The officer then sought interest payments on the above payout. Her prejudgment interest – based on the time between the initial denial of benefits and the date of the trial court’s decision – totaled about $69,000. Meanwhile, postjudgment interest – based on the time between the trial court’s decision and the municipality’s actual payment of §111F benefits – reached nearly $61,000. Without the addition of pre-and post-judgment interest, the Court stated, “the ultimate payments to the employee would be incomplete as well as untimely and the over-all statutory scheme would be defeated.”
This decision, if upheld, presents a resounding victory for public safety officers injured in the line of duty. The possibility of interest payments should make a town think twice before denying §111F benefits. In addition, the threat of interest payments also should strengthen the bargaining power of the Union and the injured officer to resolve the case favorably short of litigation.
We can’t celebrate just yet. The SJC’s decision to review the case means that the decision could be reversed or affirmed. The case is expected to be argued in November with a decision to issue like to issue sometime in 2007.
A word of caution: the applicability of this decision to §111F arbitration cases is not automatic. Persons wrongfully denied IOD benefits may be able to seek relief from an arbitrator, instead of a judge. Many collective bargaining agreements permit §111F claims to be raised in the grievance/arbitration process. (Even if a CBA contains no express provision on IOD or §111F, unions still could challenge a denial of benefits by citing other provisions, including wages, paychecks, sick leave, etc.) Arbitration generally is less costly and time-consuming.
However, interest is not a traditional remedy in arbitration cases. As such, an arbitrator may be reluctant to deviate from the norm and order interest in a §111F case.

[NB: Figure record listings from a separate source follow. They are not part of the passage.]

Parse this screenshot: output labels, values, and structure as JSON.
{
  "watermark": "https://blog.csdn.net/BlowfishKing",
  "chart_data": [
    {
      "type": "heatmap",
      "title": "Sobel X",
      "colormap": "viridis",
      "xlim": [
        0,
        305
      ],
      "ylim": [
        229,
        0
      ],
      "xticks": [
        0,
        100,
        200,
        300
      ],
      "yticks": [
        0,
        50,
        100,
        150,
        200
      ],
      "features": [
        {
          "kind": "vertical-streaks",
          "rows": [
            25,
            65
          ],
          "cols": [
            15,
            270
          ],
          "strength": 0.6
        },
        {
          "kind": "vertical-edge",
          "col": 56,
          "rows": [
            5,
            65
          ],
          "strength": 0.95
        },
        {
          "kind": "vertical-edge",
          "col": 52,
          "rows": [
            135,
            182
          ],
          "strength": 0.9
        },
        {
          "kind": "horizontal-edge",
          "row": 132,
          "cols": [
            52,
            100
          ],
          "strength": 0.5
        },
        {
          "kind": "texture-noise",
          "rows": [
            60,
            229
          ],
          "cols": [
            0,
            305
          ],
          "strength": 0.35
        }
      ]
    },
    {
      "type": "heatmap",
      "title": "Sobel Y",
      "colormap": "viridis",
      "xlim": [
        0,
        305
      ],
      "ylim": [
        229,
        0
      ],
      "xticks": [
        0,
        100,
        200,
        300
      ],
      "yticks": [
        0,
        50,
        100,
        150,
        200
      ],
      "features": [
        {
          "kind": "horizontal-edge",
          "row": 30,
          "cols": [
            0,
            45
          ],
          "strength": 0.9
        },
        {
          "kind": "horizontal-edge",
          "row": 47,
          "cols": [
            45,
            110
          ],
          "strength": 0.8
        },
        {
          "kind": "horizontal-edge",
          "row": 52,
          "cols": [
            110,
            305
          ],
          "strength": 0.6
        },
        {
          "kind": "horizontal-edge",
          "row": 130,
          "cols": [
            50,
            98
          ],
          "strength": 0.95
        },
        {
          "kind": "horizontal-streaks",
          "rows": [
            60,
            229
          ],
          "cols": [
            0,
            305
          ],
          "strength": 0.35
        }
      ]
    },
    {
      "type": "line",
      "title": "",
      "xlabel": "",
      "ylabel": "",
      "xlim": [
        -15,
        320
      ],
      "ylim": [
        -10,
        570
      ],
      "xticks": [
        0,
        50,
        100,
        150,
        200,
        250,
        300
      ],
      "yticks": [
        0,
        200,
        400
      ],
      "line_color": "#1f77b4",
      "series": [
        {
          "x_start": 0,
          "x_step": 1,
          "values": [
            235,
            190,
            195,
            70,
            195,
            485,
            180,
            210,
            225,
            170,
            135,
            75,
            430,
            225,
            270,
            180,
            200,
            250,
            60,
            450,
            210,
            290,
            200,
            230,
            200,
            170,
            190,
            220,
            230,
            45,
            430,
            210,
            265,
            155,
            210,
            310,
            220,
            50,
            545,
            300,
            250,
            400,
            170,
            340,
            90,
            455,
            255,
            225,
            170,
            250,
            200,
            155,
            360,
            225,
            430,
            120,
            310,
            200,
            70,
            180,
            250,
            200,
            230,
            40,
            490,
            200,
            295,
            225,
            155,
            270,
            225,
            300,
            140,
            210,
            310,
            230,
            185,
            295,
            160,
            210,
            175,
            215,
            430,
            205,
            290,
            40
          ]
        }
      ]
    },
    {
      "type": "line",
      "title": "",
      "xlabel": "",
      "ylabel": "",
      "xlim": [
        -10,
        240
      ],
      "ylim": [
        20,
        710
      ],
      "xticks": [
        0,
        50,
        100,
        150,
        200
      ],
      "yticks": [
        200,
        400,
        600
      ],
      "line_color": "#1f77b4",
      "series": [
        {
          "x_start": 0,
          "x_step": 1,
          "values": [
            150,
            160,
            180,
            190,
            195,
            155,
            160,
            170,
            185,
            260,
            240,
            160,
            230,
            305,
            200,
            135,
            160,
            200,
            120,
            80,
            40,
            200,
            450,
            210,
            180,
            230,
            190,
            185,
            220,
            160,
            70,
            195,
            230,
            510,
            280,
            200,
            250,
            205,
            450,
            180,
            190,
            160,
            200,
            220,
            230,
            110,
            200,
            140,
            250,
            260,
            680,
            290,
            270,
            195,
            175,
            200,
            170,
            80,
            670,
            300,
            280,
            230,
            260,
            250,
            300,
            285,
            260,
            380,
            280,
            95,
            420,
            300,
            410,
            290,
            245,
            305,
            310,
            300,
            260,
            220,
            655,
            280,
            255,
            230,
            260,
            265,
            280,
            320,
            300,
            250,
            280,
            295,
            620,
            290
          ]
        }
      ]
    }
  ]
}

At the same time, some arbitrators interpret a CBA more generously than §111F. For interest, the statute does not require paid leave benefits to accrue while an officer on IOD. Many arbitrators, depending on contract language or past practice, order employers to pay these benefits.
If you feel you have been wrongfully denied §111F benefits, you should consult with your union counsel in advance about your options.